Even with the horrible history of the marriage, and the revelations that finally made that history make sense, I have been stupid enough to be swayed by him, almost to the point of considering reconcilliation. The only thing that has kept me from capitulating to him is the TRUTH! I have held my ground that he has to come completely clean with me first, before I would even consider reconciling. You see, I know for certain things he is still lying to me about — some things he does not know I know, and I have been holding out for him to voluntarily tell me those things as proof to me of his sincerity. The problem is, is that he has so much more to hide than I even know so he doesn’t know which ones to tell.
There also happens to be loads of things he denies for which there is massive circumstanial evidence. How is it that every one of these things just happened to happen as he claims? The STD just appeared out of the blue, his work hard drive just happened to crash and disappear for good within hours of the home computer being taken to the computer forensics man, etc., etc.
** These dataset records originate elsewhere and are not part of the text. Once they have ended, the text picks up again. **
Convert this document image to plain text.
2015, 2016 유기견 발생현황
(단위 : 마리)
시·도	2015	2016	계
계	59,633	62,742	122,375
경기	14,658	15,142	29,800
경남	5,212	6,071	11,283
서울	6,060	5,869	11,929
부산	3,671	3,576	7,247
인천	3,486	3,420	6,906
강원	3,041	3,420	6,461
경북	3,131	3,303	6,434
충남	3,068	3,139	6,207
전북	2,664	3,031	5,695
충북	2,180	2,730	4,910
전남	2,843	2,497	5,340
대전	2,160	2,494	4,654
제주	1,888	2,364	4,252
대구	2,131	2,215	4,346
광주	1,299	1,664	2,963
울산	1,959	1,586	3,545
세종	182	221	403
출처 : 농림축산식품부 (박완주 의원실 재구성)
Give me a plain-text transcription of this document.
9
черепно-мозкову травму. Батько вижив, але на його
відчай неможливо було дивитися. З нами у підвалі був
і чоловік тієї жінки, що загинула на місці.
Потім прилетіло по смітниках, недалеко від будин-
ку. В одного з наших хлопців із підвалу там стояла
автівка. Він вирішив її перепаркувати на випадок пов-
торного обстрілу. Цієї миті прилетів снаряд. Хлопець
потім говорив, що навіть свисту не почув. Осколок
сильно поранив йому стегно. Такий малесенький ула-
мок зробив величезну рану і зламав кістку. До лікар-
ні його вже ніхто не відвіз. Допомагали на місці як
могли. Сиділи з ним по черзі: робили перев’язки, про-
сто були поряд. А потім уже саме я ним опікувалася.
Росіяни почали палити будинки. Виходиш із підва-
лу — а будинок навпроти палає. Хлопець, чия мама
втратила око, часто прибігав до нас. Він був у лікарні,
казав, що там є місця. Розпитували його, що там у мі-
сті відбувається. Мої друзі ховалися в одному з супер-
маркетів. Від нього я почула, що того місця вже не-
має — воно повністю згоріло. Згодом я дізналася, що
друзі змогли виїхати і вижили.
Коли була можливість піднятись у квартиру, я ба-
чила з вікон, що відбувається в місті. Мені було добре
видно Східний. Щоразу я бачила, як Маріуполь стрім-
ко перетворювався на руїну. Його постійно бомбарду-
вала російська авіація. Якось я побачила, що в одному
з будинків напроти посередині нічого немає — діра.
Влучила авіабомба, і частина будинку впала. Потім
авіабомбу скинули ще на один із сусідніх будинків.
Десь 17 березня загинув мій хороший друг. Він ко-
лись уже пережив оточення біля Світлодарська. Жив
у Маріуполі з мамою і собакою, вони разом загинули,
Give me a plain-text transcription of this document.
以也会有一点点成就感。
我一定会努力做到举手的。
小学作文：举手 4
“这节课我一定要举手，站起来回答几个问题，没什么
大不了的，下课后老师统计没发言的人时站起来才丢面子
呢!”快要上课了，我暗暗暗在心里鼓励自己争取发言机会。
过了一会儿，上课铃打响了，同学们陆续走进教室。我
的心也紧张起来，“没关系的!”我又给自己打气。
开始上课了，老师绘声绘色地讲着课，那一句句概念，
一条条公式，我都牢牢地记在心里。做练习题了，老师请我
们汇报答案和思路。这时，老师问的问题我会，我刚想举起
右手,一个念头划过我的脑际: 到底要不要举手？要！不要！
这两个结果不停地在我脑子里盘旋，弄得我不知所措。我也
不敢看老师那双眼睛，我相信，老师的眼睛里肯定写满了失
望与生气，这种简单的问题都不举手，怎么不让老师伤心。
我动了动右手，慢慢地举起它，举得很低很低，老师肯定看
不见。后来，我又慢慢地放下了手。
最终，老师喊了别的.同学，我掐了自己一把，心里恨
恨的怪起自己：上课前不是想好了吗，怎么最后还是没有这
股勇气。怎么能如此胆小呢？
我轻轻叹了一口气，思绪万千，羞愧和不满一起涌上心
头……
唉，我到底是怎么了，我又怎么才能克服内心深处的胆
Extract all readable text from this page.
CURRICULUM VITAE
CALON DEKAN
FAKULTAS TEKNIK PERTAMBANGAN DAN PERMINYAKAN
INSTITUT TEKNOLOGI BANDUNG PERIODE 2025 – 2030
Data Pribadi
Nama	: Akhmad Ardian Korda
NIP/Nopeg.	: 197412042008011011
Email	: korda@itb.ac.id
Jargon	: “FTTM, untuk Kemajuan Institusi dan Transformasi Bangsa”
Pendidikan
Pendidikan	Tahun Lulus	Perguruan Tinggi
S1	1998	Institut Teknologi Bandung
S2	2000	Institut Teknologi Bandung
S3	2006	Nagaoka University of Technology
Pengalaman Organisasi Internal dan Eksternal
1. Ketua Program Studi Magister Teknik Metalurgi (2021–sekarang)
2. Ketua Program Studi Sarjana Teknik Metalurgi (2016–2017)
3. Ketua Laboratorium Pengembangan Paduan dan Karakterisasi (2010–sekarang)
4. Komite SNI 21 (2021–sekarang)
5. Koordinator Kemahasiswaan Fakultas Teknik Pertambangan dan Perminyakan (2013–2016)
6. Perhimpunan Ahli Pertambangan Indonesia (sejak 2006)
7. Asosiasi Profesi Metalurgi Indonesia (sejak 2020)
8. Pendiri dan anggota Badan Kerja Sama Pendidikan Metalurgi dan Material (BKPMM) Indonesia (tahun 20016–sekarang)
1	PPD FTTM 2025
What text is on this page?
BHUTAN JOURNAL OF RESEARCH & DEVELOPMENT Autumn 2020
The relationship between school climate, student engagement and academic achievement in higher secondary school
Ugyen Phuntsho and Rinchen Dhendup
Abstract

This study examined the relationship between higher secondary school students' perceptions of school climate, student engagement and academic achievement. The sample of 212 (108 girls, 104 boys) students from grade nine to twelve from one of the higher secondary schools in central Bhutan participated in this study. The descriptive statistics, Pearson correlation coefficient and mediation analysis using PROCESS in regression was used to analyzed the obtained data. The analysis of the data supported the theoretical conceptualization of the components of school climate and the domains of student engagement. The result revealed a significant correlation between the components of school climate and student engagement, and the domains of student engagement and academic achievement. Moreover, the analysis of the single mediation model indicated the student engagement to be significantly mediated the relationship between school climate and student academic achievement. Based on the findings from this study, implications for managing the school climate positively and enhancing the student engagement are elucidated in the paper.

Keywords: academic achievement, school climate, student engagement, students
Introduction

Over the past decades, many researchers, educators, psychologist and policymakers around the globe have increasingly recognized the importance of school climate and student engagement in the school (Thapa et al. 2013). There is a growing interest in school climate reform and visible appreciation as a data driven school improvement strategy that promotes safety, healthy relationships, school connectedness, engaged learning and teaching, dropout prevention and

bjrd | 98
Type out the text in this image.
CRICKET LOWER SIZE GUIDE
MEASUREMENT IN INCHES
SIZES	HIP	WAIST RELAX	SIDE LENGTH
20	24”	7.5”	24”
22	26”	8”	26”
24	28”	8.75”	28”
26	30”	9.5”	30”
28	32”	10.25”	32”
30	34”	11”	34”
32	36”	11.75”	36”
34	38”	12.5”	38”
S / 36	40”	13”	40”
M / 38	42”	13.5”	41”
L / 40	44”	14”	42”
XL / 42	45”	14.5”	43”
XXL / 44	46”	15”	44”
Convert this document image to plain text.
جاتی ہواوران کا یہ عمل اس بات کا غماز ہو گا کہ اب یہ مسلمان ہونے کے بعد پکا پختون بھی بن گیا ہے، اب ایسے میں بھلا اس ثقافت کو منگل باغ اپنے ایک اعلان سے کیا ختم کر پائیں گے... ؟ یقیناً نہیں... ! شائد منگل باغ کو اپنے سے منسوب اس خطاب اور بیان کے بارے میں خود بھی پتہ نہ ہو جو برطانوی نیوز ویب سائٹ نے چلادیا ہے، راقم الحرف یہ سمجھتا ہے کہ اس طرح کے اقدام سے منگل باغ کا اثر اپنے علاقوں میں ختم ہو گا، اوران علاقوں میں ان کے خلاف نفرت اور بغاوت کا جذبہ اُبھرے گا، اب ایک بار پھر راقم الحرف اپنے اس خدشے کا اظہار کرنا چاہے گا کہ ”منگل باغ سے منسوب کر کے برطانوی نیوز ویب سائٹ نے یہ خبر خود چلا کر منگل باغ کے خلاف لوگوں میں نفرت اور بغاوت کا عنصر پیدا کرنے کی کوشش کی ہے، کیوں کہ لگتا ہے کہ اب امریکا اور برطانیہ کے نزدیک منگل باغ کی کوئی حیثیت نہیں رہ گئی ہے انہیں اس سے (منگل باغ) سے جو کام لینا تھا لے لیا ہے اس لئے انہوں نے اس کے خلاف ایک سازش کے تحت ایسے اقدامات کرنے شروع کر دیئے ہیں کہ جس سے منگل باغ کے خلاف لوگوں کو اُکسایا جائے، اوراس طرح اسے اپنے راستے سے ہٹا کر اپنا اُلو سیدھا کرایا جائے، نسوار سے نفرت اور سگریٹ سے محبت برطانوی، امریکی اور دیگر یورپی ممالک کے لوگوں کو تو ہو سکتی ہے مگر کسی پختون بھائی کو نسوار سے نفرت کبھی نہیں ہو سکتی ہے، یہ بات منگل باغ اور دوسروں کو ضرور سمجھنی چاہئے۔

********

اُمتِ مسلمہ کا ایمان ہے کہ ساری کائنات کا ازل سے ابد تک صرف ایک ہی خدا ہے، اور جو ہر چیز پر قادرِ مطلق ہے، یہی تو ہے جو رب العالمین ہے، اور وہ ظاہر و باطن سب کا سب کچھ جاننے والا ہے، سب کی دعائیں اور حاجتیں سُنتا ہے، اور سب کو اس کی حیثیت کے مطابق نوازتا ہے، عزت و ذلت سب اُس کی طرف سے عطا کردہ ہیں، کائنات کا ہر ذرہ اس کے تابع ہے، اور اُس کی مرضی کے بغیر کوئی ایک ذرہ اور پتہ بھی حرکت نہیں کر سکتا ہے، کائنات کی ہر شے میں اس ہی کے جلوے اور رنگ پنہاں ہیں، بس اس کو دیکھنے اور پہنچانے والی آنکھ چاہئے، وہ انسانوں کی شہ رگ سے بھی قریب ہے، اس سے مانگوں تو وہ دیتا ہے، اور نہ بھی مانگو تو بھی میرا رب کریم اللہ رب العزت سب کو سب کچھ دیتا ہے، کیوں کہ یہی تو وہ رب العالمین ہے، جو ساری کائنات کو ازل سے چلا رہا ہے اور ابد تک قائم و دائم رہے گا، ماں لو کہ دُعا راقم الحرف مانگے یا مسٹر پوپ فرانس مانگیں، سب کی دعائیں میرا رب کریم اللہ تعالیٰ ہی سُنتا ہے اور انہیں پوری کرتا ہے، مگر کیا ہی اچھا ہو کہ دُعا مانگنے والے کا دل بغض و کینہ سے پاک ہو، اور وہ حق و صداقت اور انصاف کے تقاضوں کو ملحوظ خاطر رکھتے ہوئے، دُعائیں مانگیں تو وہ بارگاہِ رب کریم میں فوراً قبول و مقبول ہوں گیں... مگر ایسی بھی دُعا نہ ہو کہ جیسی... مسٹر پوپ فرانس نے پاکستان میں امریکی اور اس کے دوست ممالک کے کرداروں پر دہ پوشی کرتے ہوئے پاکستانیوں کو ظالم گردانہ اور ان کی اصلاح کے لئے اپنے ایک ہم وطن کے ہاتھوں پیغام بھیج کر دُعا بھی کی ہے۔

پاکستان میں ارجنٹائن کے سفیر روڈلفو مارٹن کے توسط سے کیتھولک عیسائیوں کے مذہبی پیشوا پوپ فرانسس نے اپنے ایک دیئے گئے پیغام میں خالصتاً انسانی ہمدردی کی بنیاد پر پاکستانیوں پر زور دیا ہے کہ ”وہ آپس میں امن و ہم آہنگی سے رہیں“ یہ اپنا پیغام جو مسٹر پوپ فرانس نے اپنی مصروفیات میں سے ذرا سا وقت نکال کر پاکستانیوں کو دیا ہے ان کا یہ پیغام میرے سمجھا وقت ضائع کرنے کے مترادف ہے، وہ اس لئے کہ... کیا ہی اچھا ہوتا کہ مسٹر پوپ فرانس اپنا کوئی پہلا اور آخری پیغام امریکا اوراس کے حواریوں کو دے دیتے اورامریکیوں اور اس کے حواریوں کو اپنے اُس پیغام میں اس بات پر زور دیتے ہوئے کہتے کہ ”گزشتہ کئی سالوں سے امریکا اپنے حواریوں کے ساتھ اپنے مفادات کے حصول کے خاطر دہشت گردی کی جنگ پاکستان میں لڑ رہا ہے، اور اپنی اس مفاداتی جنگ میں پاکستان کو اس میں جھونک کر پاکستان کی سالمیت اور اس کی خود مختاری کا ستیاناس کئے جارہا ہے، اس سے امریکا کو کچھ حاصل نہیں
As to the TRUTH keeping me free from him, it has not been easy to hold onto. I’ve had to do it on the basis of pure reason alone as my emotions were not usually with me in this.
I have more to say, probably never got to the original thought but am exhausted, and this is so disjointed as it is.
I’ve never posted before, but have found tremendous help here. Thank you all.
nomore: Wow, 33 years, and it just sounds like you have been through everything!! I am glad you are here! Welcome! I too have found tremendous help here. You seem to be standing strong! You need to do the right thing for yourself this time. Emotions are tricky, aren’t they? Keep posting and work yours out here with us!
nomore_discomBobulat-glad you posted. Sorry you have to be, but glad you’re here. Tell us your story, when you’re ready.
As has often been said: The TRUTH will set you free, but first it will piss you off!
I was lucky…. after 25 years I was already devalued and discarded, and the new idealized white knight had been acquired. No pity plays, no apologies…a quick divorce and only contact is about a daughter we share. Three years later, I feel nothing for the ex and have my life to live.
Stay strong. Stay here. You’ll make it.
Jim
Dear nomore_discombobulat,
Welcome to LF and glad you have found help here! Actually, you sound pretty sane for someone who has gone through soo much! LOL I’m even afraid to go back and read some of my earlier posts, because I KNOW when I wrote them I was NOT SANE! LOL
Hang on to that TRUTH, and I too know it is difficult to hang on to the TRUTH with them and others telling you that you are insane until someitmes I would start to believe I was insane, and damned near was! Near, heck, I WAS INSANE!
Again, welcome to LF and glad you found this place, I can truly say that this place helped me to save what sanity I have left and has been a healing place to be.
At least you have one thing, your sanity, so hang on to it!!!! TOWANDA!!!! If you’ve been around I think you know what that means, but if not, let me know and I’ll explain it!!! ((((hugs)))) and my SINCERE prayers are with you, believe me there IS A GOD! And I believe that just as there is a God of Love, there is a Satan of evil, and your P seems to be in the enemy camp. (aren’t they all!) I am finally iin all this insanity learning that “God will not be mocked” so the war is not over yet!!! Keep faith!